As the means of grace are faithfully set forth week after week in public worship, and God’s special presence is manifested among his covenant people, God is actively discipling his people. The making of disciples in fulfillment of the Great Commission, therefore, is not just something that happens “out there” on the mission field.
Lord’s Day worship is the grand theater of Christian discipleship. It is the main context in which Christians are fashioned into mature disciples of Jesus Christ, through the ordained means of grace. It has been so from the beginning.[1]

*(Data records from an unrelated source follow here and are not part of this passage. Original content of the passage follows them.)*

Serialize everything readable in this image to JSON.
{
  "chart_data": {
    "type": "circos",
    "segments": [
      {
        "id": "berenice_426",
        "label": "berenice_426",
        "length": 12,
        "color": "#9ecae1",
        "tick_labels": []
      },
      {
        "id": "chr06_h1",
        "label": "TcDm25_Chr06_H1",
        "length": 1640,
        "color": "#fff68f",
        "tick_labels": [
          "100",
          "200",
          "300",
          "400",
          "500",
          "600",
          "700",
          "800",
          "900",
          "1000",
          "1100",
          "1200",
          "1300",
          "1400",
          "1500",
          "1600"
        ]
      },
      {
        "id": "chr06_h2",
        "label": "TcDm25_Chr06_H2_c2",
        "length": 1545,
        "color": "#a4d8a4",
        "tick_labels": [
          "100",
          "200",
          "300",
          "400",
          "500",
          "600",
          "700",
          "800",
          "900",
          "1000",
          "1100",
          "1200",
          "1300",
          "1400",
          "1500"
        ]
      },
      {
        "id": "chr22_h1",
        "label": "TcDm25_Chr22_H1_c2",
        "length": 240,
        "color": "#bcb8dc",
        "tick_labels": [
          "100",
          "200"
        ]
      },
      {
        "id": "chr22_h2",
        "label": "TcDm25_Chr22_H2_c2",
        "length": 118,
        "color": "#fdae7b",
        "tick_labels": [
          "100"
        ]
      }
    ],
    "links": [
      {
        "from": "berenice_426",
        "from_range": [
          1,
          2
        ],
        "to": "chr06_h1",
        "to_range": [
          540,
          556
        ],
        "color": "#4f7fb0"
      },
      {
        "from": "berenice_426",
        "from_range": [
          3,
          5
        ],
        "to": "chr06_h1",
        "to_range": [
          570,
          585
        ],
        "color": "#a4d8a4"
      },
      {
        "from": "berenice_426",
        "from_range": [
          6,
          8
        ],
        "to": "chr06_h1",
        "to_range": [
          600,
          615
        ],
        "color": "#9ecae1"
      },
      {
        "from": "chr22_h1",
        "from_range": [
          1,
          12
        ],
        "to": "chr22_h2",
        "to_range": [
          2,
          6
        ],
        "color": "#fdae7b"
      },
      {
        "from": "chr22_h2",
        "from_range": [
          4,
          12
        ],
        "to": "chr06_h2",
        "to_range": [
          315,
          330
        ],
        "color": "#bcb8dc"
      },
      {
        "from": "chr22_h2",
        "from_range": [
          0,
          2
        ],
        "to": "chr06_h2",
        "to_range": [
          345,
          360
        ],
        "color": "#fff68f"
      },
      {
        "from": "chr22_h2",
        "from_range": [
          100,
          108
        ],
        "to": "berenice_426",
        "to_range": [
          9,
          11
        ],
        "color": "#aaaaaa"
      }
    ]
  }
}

In our day, however, the biblical focus of worship as discipleship seems to be lost on many of our churches. The accent of disciple-making is placed upon small groups and one-on-one mentoring, rather than upon public worship and the means of grace. Indeed, many believe that discipleship predominantly occurs in living rooms and coffee shops, and not in sanctuaries with the assembled church. This unbiblical notion is more widespread than people realize.
Our churches need to recover the biblical priority of Lord’s Day public worship as the primary realm of Christian discipleship.[2] Furthermore, we need to reclaim the biblical elements of public worship as the efficacious means to spiritual maturity. In other words, we must recover discipleship on God’s terms. Before we explore the nature of worship as discipleship, however, we must first ask: What has gone wrong?
A Significant Shift
As it concerns discipleship, a significant shift took place in the first half of the twentieth century in both the United States and Great Britain. In response to the rising tide of theological liberalism in mainline denominations — on both sides of the Atlantic — parachurch organizations began to sprout and multiply. Understandably, Bible-believing Christians lost confidence in the church. So they began looking elsewhere for spiritual direction. They found it in evangelical parachurch organizations such as the Billy Graham Evangelistic Association, Campus Crusade for Christ, Christianity Today, Christian Student Union, and a host of others. Parachurch organizations like these rightly emphasized a high view of Scripture, biblical conversion, and lifelong spiritual growth and discipleship. Nevertheless, Christian discipleship was repeatedly presented as being only loosely connected to the worship and ministry of the church. It’s the idea “that real disciples are formed not in the theater of ordinary Word-and-sacrament ministry and the care of the elders and deacons, but in the parachurch enclaves for super-spirituality.”[3]
A prime example of this may be seen in The Navigators, a well-known and influential parachurch organization that has specialized in “Life on Life discipleship” since 1933. In the “about” section of their website, not one word is mentioned about the church. Moreover, their statement of faith, core values, and vision statement give no meaningful attention to the ministry of the church or the means of grace. Someone reading this site could easily be led to conclude that the church has very little, if anything, to do with Christian discipleship. It’s no wonder, then, why so many evangelicals do not make Lord’s Day worship a priority in the disciple-making process.